Dün Erzurum ve Ağrı mitingi ile seçim çalışmalarına son nokta konulmuş oldu.
Eskiden (Demokrat Parti’nin başlattığı bir gelenek olarak) merkez sağ partiler seçim çalışmasını Erzurum’dan başlatırdı. Bunun uğur getirdiğine inanan Demirel ve merhum Özal temayülü hiç bozmadı. Yanlış hatırlamıyorsam 2002 genel seçimlerinde Erdoğan da o yolu izlemişti. Fakat bu seçimde teamül değişti: AK Parti kıran kırana geçen 12 Haziran seçimlerinin son mitingini Erzurum’da yaptı. Bu yeni uygulamanın AK Parti’ye uğurlu olup olmayacağını, hep birlikte göreceğiz.
Yarın sandık başına gideceğiz ve ülkenin geleceğini şekillendirecek 12 Haziran seçimleri için oy kullanacağız. Muhtemelen bir ay sonra da yeni ama sivil anayasa tartışmaları başlayacak. Yani gündem yine çok hareketli olacak.
Neyse, biz dünkü mitinge dönelim ve bazı sorulara cevap arayalım: Misal; kamuoyunda miting öncesi beklenti neydi ve miting o beklentiyi karşıladı mı, karşılamadı mı? Yahut da AK Parti teşkilatı umduğunu bulabildi mi, bulamadı mı?
AK Parti kurulduğundan beri üç (12 Haziran dahil) genel, iki yerel seçim ve iki de referandum yapıldı. Her defasında Başbakan Erdoğan Erzurum’a gelip halka hitap etti. Dün arşive girip önceki seçimlerdeki meydan görüntülerine baktım; hiç biri dünkü miting kadar coşkulu, kalabalık ve istekli değil…
Mitingin hemen ardından herkesin birbirine sorup durduğu soru şuydu:
“Meydanda kaç bin kişi vardı?”
Bu sorunun tek bir cevabı yok!
Çünkü polis, 100-120 bin arası diyor, başka birileri 30-40 bin arası bir kalabalık olduğunda ısrar ediyor. Biz ise, geçmiş mitingleri de baz alarak baktığımızda, 50-70 bin arası bir kalabalık olduğunu söylüyoruz.
Asla küçümsenecek bir sayı değil. Üstelik mitinge katılan kişiler son derece istekli ve samimiydi. Şayet polis güvenlik gerekçesiyle işi anormal derecede abartmayıp, vatandaşın miting alanına daha kolay ulaşmasına imkan verseydi, belki de sayı çok daha artabilirdi. Gözlerimle gördüm, bir çok kimse polis barikatını aşamam diye, miting alanına gitmekten vazgeçti.

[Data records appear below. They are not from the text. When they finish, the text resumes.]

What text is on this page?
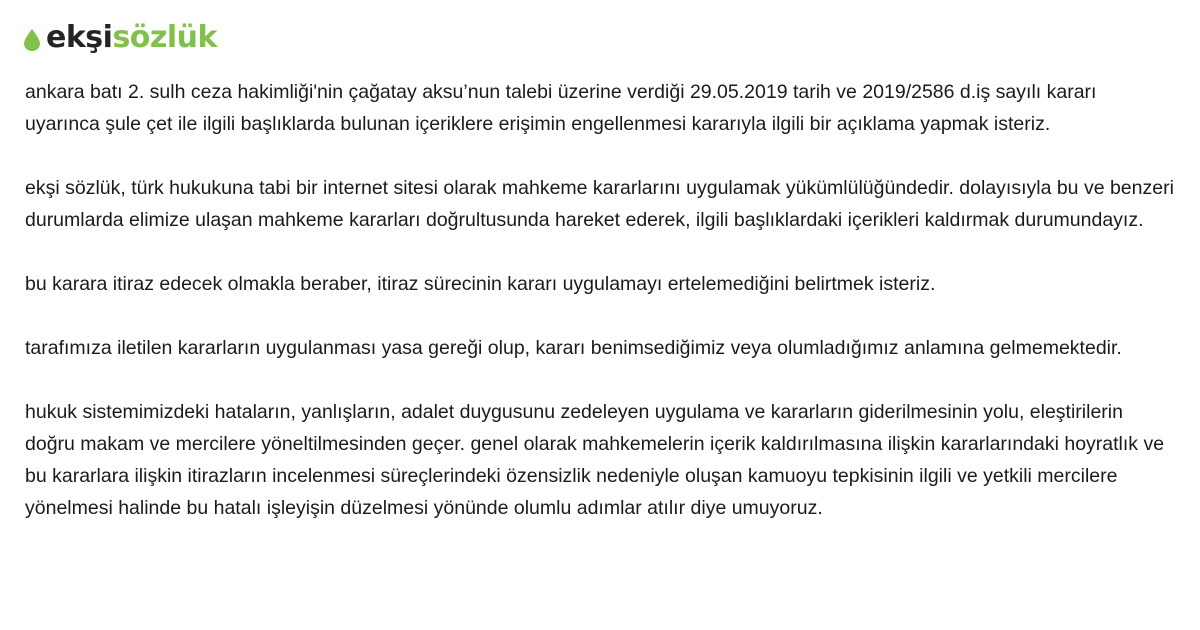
ekşisözlük

ankara batı 2. sulh ceza hakimliği'nin çağatay aksu’nun talebi üzerine verdiği 29.05.2019 tarih ve 2019/2586 d.iş sayılı kararı uyarınca şule çet ile ilgili başlıklarda bulunan içeriklere erişimin engellenmesi kararıyla ilgili bir açıklama yapmak isteriz.

ekşi sözlük, türk hukukuna tabi bir internet sitesi olarak mahkeme kararlarını uygulamak yükümlülüğündedir. dolayısıyla bu ve benzeri durumlarda elimize ulaşan mahkeme kararları doğrultusunda hareket ederek, ilgili başlıklardaki içerikleri kaldırmak durumundayız.

bu karara itiraz edecek olmakla beraber, itiraz sürecinin kararı uygulamayı ertelemediğini belirtmek isteriz.

tarafımıza iletilen kararların uygulanması yasa gereği olup, kararı benimsediğimiz veya olumladığımız anlamına gelmemektedir.

hukuk sistemimizdeki hataların, yanlışların, adalet duygusunu zedeleyen uygulama ve kararların giderilmesinin yolu, eleştirilerin doğru makam ve mercilere yöneltilmesinden geçer. genel olarak mahkemelerin içerik kaldırılmasına ilişkin kararlarındaki hoyratlık ve bu kararlara ilişkin itirazların incelenmesi süreçlerindeki özensizlik nedeniyle oluşan kamuoyu tepkisinin ilgili ve yetkili mercilere yönelmesi halinde bu hatalı işleyişin düzelmesi yönünde olumlu adımlar atılır diye umuyoruz.
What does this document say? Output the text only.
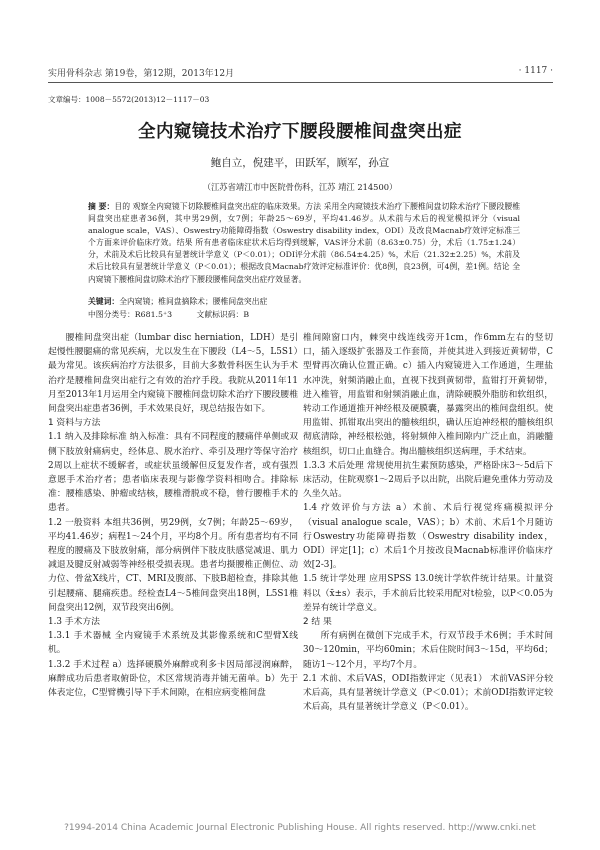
实用骨科杂志 第19卷，第12期，2013年12月	· 1117 ·
文章编号：1008－5572(2013)12－1117－03
全内窥镜技术治疗下腰段腰椎间盘突出症
鲍自立，倪建平，田跃军，顾军，孙宣
（江苏省靖江市中医院骨伤科，江苏 靖江 214500）
摘 要：目的 观察全内窥镜下切除腰椎间盘突出症的临床效果。方法 采用全内窥镜技术治疗下腰椎间盘切除术治疗下腰段腰椎间盘突出症患者36例，其中男29例，女7例；年龄25～69岁，平均41.46岁。从术前与术后的视觉模拟评分（visual analogue scale，VAS）、Oswestry功能障碍指数（Oswestry disability index，ODI）及改良Macnab疗效评定标准三个方面来评价临床疗效。结果 所有患者临床症状术后均得到缓解，VAS评分术前（8.63±0.75）分，术后（1.75±1.24）分，术前及术后比较具有显著统计学意义（P＜0.01）；ODI评分术前（86.54±4.25）%，术后（21.32±2.25）%，术前及术后比较具有显著统计学意义（P＜0.01）；根据改良Macnab疗效评定标准评价：优8例，良23例，可4例，差1例。结论 全内窥镜下腰椎间盘切除术治疗下腰段腰椎间盘突出症疗效显著。
关键词：全内窥镜；椎间盘摘除术；腰椎间盘突出症
中图分类号：R681.5⁺3	文献标识码：B

腰椎间盘突出症（lumbar disc herniation，LDH）是引起慢性腰腿痛的常见疾病，尤以发生在下腰段（L4～5，L5S1）最为常见。该疾病治疗方法很多，目前大多数骨科医生认为手术治疗是腰椎间盘突出症行之有效的治疗手段。我院从2011年11月至2013年1月运用全内窥镜下腰椎间盘切除术治疗下腰段腰椎间盘突出症患者36例，手术效果良好，现总结报告如下。

1 资料与方法

1.1 纳入及排除标准 纳入标准：具有不同程度的腰痛伴单侧或双侧下肢放射痛病史，经体息、脱水治疗、牵引及理疗等保守治疗2周以上症状不缓解者，或症状虽缓解但反复发作者，或有强烈意愿手术治疗者；患者临床表现与影像学资料相吻合。排除标准：腰椎感染、肿瘤或结核，腰椎滑脱或不稳，曾行腰椎手术的患者。

1.2 一般资料 本组共36例，男29例，女7例；年龄25～69岁，平均41.46岁；病程1～24个月，平均8个月。所有患者均有不同程度的腰痛及下肢放射痛，部分病例伴下肢皮肤感觉减退、肌力减退及腱反射减弱等神经根受损表现。患者均摄腰椎正侧位、动力位、骨盆X线片，CT、MRI及腹部、下肢B超检查，排除其他引起腰痛、腿痛疾患。经检查L4～5椎间盘突出18例，L5S1椎间盘突出12例，双节段突出6例。

1.3 手术方法

1.3.1 手术器械 全内窥镜手术系统及其影像系统和C型臂X线机。

1.3.2 手术过程 a）选择硬膜外麻醉或利多卡因局部浸润麻醉，麻醉成功后患者取俯卧位，术区常规消毒并铺无菌单。b）先于体表定位，C型臂機引导下手术间隙，在相应病变椎间盘

椎间隙窗口内，棘突中线连线旁开1cm，作6mm左右的竖切口，插入逐级扩张器及工作套筒，并使其进入到接近黄韧带，C型臂再次确认位置正确。c）插入内窥镜进入工作通道，生理盐水冲洗，射频消融止血，直视下找到黄韧带，监钳打开黄韧带，进入椎管，用监钳和射频消融止血，清除硬膜外脂肪和软组织，转动工作通道推开神经根及硬膜囊，暴露突出的椎间盘组织。使用监钳、抓钳取出突出的髓核组织，确认压迫神经根的髓核组织彻底清除，神经根松弛，将射频伸入椎间隙内广泛止血，消融髓核组织，切口止血缝合。掏出髓核组织送病理，手术结束。

1.3.3 术后处理 常规使用抗生素预防感染，严格卧床3～5d后下床活动，住院观察1～2周后予以出院，出院后避免重体力劳动及久坐久站。

1.4 疗效评价与方法 a）术前、术后行视觉疼痛模拟评分（visual analogue scale，VAS）；b）术前、术后1个月随访行Oswestry功能障碍指数（Oswestry disability index，ODI）评定[1]；c）术后1个月按改良Macnab标准评价临床疗效[2-3]。

1.5 统计学处理 应用SPSS 13.0统计学软件统计结果。计量资料以（x̄±s）表示，手术前后比较采用配对t检验，以P＜0.05为差异有统计学意义。

2 结 果

所有病例在微创下完成手术，行双节段手术6例；手术时间30～120min，平均60min；术后住院时间3～15d，平均6d；随访1～12个月，平均7个月。

2.1 术前、术后VAS，ODI指数评定（见表1） 术前VAS评分较术后高，具有显著统计学意义（P＜0.01）；术前ODI指数评定较术后高，具有显著统计学意义（P＜0.01）。

?1994-2014 China Academic Journal Electronic Publishing House. All rights reserved. http://www.cnki.net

Hava güzeldi; ne sıcak, ne soğuk. Miting için ideal bir ortamdı.
AK Parti teşkilatı bu miting için haftalar öncesinden hazırlıklara başlamıştı. Tam da emeklerinin karşılığını aldılar. Ufak tefek de olsa aksilik yoktu, parti yöneticilerini mahcup edecek sürprizler yoktu, ahali coşkuluydu, meydanda intizam vardı.
Nitekim Başbakan Erdoğan da gördüğü manzaradan çok etkilendi ve zaten çok sevdiği Erzurum’u bir kez daha övgü dolu sözlerle göklere çıkardı.
Meydan O’nu bekliyordu, O da meydanı…
İlk kez duyduğumuz bir şey söylemedi.
Özellikle Palandöken okurları için hiç sürpriz yoktu.
Çünkü Palandöken, DAP teşkilatının Erzurum’da kurulacağını, Başbakan’ın açıklamasına dayanarak geçen hafta zaten yazmıştı. Süper Kupa, Konaklı ve önümüzdeki yıllarda yapılacak uluslar arası yarışlar…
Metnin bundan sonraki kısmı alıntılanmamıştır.